LambethNews

‘It’s so important you tell family of your organ donation wishes’ says mother of daughter who died from severe asthma attack

BY TOBY PORTER
toby@slpmedia.co.uk

Kate Hatherell was out with friends from work a year ago when she suffered an asthma attack.

It struck suddenly and escalated inexorably. The odds should have been in her favour – she worked at King’s College Hospital and her friends did too, and the group was close to its accident and emergency ward.

But the attack was so severe, the proximity of some of the world’s leading medics was not enough to save the precarious life of the vivacious 31-year-old.

But Kate had long known that if she was taken, she wanted her own body to be a part of helping someone else live a fuller life.

She had joined the organ donor register at the age of 17. She had worked in the hospital’s liver team.

Her family knew that, if she was taken from them, she would have wanted to donate her organs for those in need.  So when they had to say goodbye to her, they agreed to the King’s liver team co-ordinator donating her organs – her heart, liver, pancreas and both kidneys.

Kate’s mother, Nicky Hatherell, said: “Kate lived life to the full; she’s the only person we have ever known to be able to pack 25 hours into 24 on a regular basis.

She died as she lived – by giving generously. “Before working at King’s, she worked with me at Derriford Hospital in Plymouth and she saw many people she came to think of as friends die waiting for transplants.

We knew that she would have wanted to give her organs and were proud to discover that she had registered herself as a donor.

“It’s so important to tell your family about your wishes should you die, as they’re the ones who have to make the decision when it comes down to it.”

Kate, who worked at King’s in an array of different roles, most recently as a multidisciplinary team co-ordinator, was cared for in the intensive care unit at King’s before she died.

Nicky added: “We are so glad that she was near King’s when it happened. It meant that all her friends and colleagues at the hospital were able to say their goodbyes.

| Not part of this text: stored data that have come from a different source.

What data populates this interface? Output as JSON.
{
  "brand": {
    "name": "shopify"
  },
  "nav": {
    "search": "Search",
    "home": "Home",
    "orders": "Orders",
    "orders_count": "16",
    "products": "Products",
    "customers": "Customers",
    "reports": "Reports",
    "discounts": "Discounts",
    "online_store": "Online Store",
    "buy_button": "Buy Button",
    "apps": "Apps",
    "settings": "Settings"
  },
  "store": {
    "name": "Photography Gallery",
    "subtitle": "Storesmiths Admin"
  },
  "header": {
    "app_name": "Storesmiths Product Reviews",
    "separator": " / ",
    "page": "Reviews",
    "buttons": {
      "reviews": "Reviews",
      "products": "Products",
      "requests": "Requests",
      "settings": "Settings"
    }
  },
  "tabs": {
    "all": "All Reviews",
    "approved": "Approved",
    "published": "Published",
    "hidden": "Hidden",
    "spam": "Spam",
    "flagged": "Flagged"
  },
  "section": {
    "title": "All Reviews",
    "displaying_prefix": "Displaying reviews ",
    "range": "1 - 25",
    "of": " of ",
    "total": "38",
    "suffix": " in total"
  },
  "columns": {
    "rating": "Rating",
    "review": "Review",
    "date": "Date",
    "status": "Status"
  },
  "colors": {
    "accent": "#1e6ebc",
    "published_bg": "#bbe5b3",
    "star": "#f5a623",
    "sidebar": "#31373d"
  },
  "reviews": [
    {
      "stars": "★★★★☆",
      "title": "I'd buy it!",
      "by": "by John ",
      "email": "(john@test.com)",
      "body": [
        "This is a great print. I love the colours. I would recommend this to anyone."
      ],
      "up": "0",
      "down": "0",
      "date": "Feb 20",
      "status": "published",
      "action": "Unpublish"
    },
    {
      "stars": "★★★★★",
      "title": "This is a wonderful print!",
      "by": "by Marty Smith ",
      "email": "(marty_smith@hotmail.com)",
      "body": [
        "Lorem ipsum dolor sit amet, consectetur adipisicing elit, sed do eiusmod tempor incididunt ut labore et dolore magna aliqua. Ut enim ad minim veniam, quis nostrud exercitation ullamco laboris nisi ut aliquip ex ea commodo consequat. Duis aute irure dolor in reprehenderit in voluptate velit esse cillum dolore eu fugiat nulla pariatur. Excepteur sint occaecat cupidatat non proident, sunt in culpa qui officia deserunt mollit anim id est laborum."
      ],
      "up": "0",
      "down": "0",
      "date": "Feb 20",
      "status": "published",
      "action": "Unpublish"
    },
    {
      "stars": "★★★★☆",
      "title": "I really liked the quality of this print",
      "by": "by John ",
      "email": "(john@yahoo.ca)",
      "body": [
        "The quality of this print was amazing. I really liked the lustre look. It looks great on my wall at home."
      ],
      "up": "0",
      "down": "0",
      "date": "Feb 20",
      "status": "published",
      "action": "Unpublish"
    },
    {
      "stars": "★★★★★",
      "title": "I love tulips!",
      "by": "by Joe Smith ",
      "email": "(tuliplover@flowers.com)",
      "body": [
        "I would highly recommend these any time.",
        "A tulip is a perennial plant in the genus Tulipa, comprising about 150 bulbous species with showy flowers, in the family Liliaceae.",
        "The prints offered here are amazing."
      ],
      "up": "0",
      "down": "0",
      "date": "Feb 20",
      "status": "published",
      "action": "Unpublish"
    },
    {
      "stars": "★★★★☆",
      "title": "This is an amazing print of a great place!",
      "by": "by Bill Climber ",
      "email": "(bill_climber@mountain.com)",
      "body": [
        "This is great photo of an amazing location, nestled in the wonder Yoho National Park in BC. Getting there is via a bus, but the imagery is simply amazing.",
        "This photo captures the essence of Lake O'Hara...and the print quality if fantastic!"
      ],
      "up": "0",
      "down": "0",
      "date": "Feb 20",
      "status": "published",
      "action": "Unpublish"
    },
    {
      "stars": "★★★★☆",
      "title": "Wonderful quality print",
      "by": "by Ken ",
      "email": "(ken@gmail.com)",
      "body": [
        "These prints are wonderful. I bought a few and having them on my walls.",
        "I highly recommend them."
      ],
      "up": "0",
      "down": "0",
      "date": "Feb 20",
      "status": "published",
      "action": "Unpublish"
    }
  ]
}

It was such a privilege to see so many people by her bedside – from top management and consultants right down through the ranks – almost 100 people came through to see her.”

This week is Organ Donation Week – a national NHS campaign which asks people to talk to their families about organ donation to increase the number of people whose lives can be saved or transformed by a transplant.

Mark Whitehouse, a specialist nurse for organ donation at King’s, who was involved in the organ donation process with Kate’s family, said: “We really need more people in London to have these conversations with their families and talk about organ donation, so that we can increase the number of lifesaving transplants.”

Nationally, three people die every day in need of an organ, and there are around 1,255 in London on the transplant waiting list.

Families will always be approached about donation if a loved one can donate their organs. Knowing what their loved one would have wanted can help families make a decision at a difficult time.

Currently around 2.6million people in London are on the NHS Organ Donor Register but it is vital that people also tell their family they want to donate because families can refuse to consent, even if the person is on the register.